Creole folktales are quite common in Guadeloupe Archipelago. When I was younger, we used to have family gathering every Sunday at my grand-parents’ house. This was the good opportunity for my grand-father to tell us many Creole folktales. Even though the stories were the same, we never got tired of them. It was even better when he was pretending being part of the story by ending with this sentence: “I assisted the entire scene but someone caught me and ran after me, I jumped in a hole in the middle of the forest and this is where I just came from to tell you this story”. I love it! A good Creole folktale is predominantly an excellent storyteller who has a good connection with its audience. I remember, my grand-father didn’t have to ask us if we were ready for a good story, we were begging. This is how I can tell, he was mastering the speech.

Origin & Description

Creole folktales have started in the 16th century during the slavery period, hence the fact that they are multi-faceted. In fact, they are a blending of African, Arawak Amerindian and European influences.

The multiple stories are coming from the elders. These wise men and women were considered as mentors and were always keen to share customs, beliefs, rites, secrets about plants and folktales. Creole folktales were mainly told during funerals as it was a way to comfort those who were grieving during this tough period. Changing their mind with joyful and entertaining stories was the main goal.

The storyteller

The storyteller is generally a wise person who is old enough to inspire trust to the youngest. As a talented artist, he knows how to handle the speech as well keeping its audience engaged. A major part for a successful Creole folktale is the interaction between the storyteller and the audience. Ritualistic formulas at the beginning of the stories are essential to engage the audience straight away. Most of stories are starting with a warm up or some riddles, to establish the connection with the audience but also to check on their engagement or if they make some random comments. Here is typical example of dialogue between the storyteller and the crowd:

– Storyteller: Yé krik!

– Audience: Yé krak!

– Storyteller : Yé mistikrik!

– Audience: Yé mistikrak!

– Storyteller: Est-ce que la cour dort ? (Are you sleeping?)

– Audience: Non la cour ne dort pas (No we are not!)

– Storyteller: Si la cour ne dort pas c’est Isidor qui dort dans la cour de Théodore pour deux sous d’or (This sentence is a succession of rhymes)

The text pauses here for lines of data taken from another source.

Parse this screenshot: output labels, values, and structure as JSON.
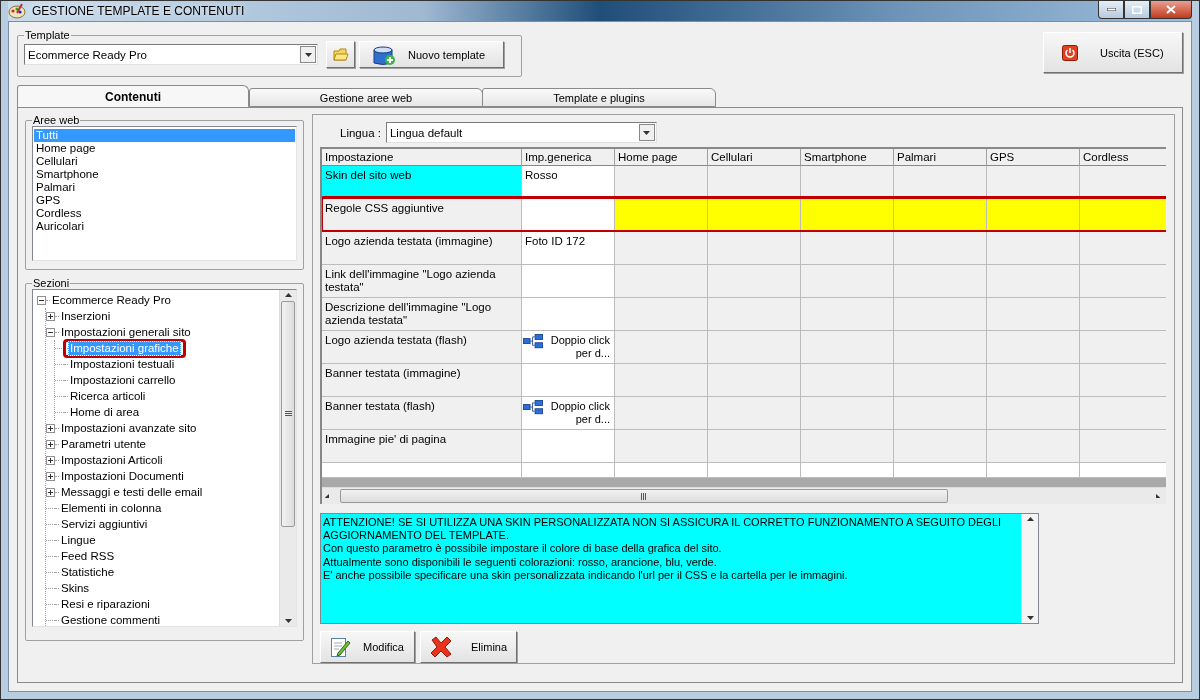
{
  "window": {
    "title": "GESTIONE TEMPLATE E CONTENUTI"
  },
  "template": {
    "label": "Template",
    "value": "Ecommerce Ready Pro",
    "new_button": "Nuovo template"
  },
  "exit_button": "Uscita (ESC)",
  "tabs": [
    {
      "label": "Contenuti",
      "selected": true
    },
    {
      "label": "Gestione aree web",
      "selected": false
    },
    {
      "label": "Template e plugins",
      "selected": false
    }
  ],
  "aree_web": {
    "label": "Aree web",
    "items": [
      {
        "label": "Tutti",
        "selected": true
      },
      {
        "label": "Home page",
        "selected": false
      },
      {
        "label": "Cellulari",
        "selected": false
      },
      {
        "label": "Smartphone",
        "selected": false
      },
      {
        "label": "Palmari",
        "selected": false
      },
      {
        "label": "GPS",
        "selected": false
      },
      {
        "label": "Cordless",
        "selected": false
      },
      {
        "label": "Auricolari",
        "selected": false
      }
    ]
  },
  "sezioni": {
    "label": "Sezioni",
    "tree": [
      {
        "label": "Ecommerce Ready Pro",
        "kind": "branch",
        "expanded": true,
        "selected": false,
        "annotated": false,
        "children": [
          {
            "label": "Inserzioni",
            "kind": "branch",
            "expanded": false,
            "selected": false,
            "annotated": false
          },
          {
            "label": "Impostazioni generali sito",
            "kind": "branch",
            "expanded": true,
            "selected": false,
            "annotated": false,
            "children": [
              {
                "label": "Impostazioni grafiche",
                "kind": "leaf",
                "selected": true,
                "annotated": true
              },
              {
                "label": "Impostazioni testuali",
                "kind": "leaf",
                "selected": false,
                "annotated": false
              },
              {
                "label": "Impostazioni carrello",
                "kind": "leaf",
                "selected": false,
                "annotated": false
              },
              {
                "label": "Ricerca articoli",
                "kind": "leaf",
                "selected": false,
                "annotated": false
              },
              {
                "label": "Home di area",
                "kind": "leaf",
                "selected": false,
                "annotated": false
              }
            ]
          },
          {
            "label": "Impostazioni avanzate sito",
            "kind": "branch",
            "expanded": false,
            "selected": false,
            "annotated": false
          },
          {
            "label": "Parametri utente",
            "kind": "branch",
            "expanded": false,
            "selected": false,
            "annotated": false
          },
          {
            "label": "Impostazioni Articoli",
            "kind": "branch",
            "expanded": false,
            "selected": false,
            "annotated": false
          },
          {
            "label": "Impostazioni Documenti",
            "kind": "branch",
            "expanded": false,
            "selected": false,
            "annotated": false
          },
          {
            "label": "Messaggi e testi delle email",
            "kind": "branch",
            "expanded": false,
            "selected": false,
            "annotated": false
          },
          {
            "label": "Elementi in colonna",
            "kind": "leaf",
            "selected": false,
            "annotated": false
          },
          {
            "label": "Servizi aggiuntivi",
            "kind": "leaf",
            "selected": false,
            "annotated": false
          },
          {
            "label": "Lingue",
            "kind": "leaf",
            "selected": false,
            "annotated": false
          },
          {
            "label": "Feed RSS",
            "kind": "leaf",
            "selected": false,
            "annotated": false
          },
          {
            "label": "Statistiche",
            "kind": "leaf",
            "selected": false,
            "annotated": false
          },
          {
            "label": "Skins",
            "kind": "leaf",
            "selected": false,
            "annotated": false
          },
          {
            "label": "Resi e riparazioni",
            "kind": "leaf",
            "selected": false,
            "annotated": false
          },
          {
            "label": "Gestione commenti",
            "kind": "leaf",
            "selected": false,
            "annotated": false
          }
        ]
      }
    ]
  },
  "lingua": {
    "label": "Lingua :",
    "value": "Lingua default"
  },
  "grid": {
    "columns": [
      "Impostazione",
      "Imp.generica",
      "Home page",
      "Cellulari",
      "Smartphone",
      "Palmari",
      "GPS",
      "Cordless"
    ],
    "rows": [
      {
        "name": "Skin del sito web",
        "selected": true,
        "highlighted": false,
        "annotated": false,
        "value": {
          "kind": "text",
          "text": "Rosso"
        }
      },
      {
        "name": "Regole CSS aggiuntive",
        "selected": false,
        "highlighted": true,
        "annotated": true,
        "value": {
          "kind": "empty"
        }
      },
      {
        "name": "Logo azienda testata (immagine)",
        "selected": false,
        "highlighted": false,
        "annotated": false,
        "value": {
          "kind": "text",
          "text": "Foto ID 172"
        }
      },
      {
        "name": "Link dell'immagine \"Logo azienda testata\"",
        "selected": false,
        "highlighted": false,
        "annotated": false,
        "value": {
          "kind": "empty"
        }
      },
      {
        "name": "Descrizione dell'immagine \"Logo azienda testata\"",
        "selected": false,
        "highlighted": false,
        "annotated": false,
        "value": {
          "kind": "empty"
        }
      },
      {
        "name": "Logo azienda testata (flash)",
        "selected": false,
        "highlighted": false,
        "annotated": false,
        "value": {
          "kind": "flash",
          "text": "Doppio click per d..."
        }
      },
      {
        "name": "Banner testata (immagine)",
        "selected": false,
        "highlighted": false,
        "annotated": false,
        "value": {
          "kind": "empty"
        }
      },
      {
        "name": "Banner testata (flash)",
        "selected": false,
        "highlighted": false,
        "annotated": false,
        "value": {
          "kind": "flash",
          "text": "Doppio click per d..."
        }
      },
      {
        "name": "Immagine pie' di pagina",
        "selected": false,
        "highlighted": false,
        "annotated": false,
        "value": {
          "kind": "empty"
        }
      }
    ]
  },
  "description": [
    "ATTENZIONE! SE SI UTILIZZA UNA SKIN PERSONALIZZATA NON SI ASSICURA IL CORRETTO FUNZIONAMENTO A SEGUITO DEGLI AGGIORNAMENTO DEL TEMPLATE.",
    "Con questo parametro è possibile impostare il colore di base della grafica del sito.",
    "Attualmente sono disponibili le seguenti colorazioni: rosso, arancione, blu, verde.",
    "E' anche possibile specificare una skin personalizzata indicando l'url per il CSS e la cartella per le immagini."
  ],
  "buttons": [
    {
      "kind": "edit",
      "label": "Modifica"
    },
    {
      "kind": "delete",
      "label": "Elimina"
    }
  ]
}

The storyteller also needs to have great actor skills to be able to mimic the character’s or animals’ voices. Having these skills make the interaction with the audience even stronger.

Fiction and reality are generally mixed, especially at the end of the story. The storyteller likes to pretend that he is an eyewitness. Making this link increases the story’s veracity as well as strengthening the storyteller’s fame. Sometimes, the storyteller introduces himself has the eyewitness at the beginning of the story after the warm up.

Folktales symbolic animals or Creatures

Creole folktales from Guadeloupe Archipelago are including a certain number of symbolic animals or supernatural creatures. For instance, “Kompè Lapen” (Rabbit mate) is most of the time described as clever and resourceful. Other important characters are:

The Soucouyant which is a kind of blood-sucking hag. As a shape-shifting creature, she appears as an unsociable old woman during the day and during the night she strips off her wrinkled skin and puts it on a rock. Then, she flies in the sky looking for victims to sucked-blood.

– The She-devil which is a very beautiful woman. However, she generally has a horse’s foot. As she is really good-looking, she attracts men quite easily. When the man feels comfortable enough with her, she shows her real face and kills them. The She-devil likes to hang out alone close to clubs and balls.

– Manman dlo which is the water goddess. As a gorgeous woman with a mermaid appearance, Manman Dlo can either act with kindness or be bad. According the stories, she has saved multiple sailors but she has also charmed lots of them bringing them through deep water to never come back.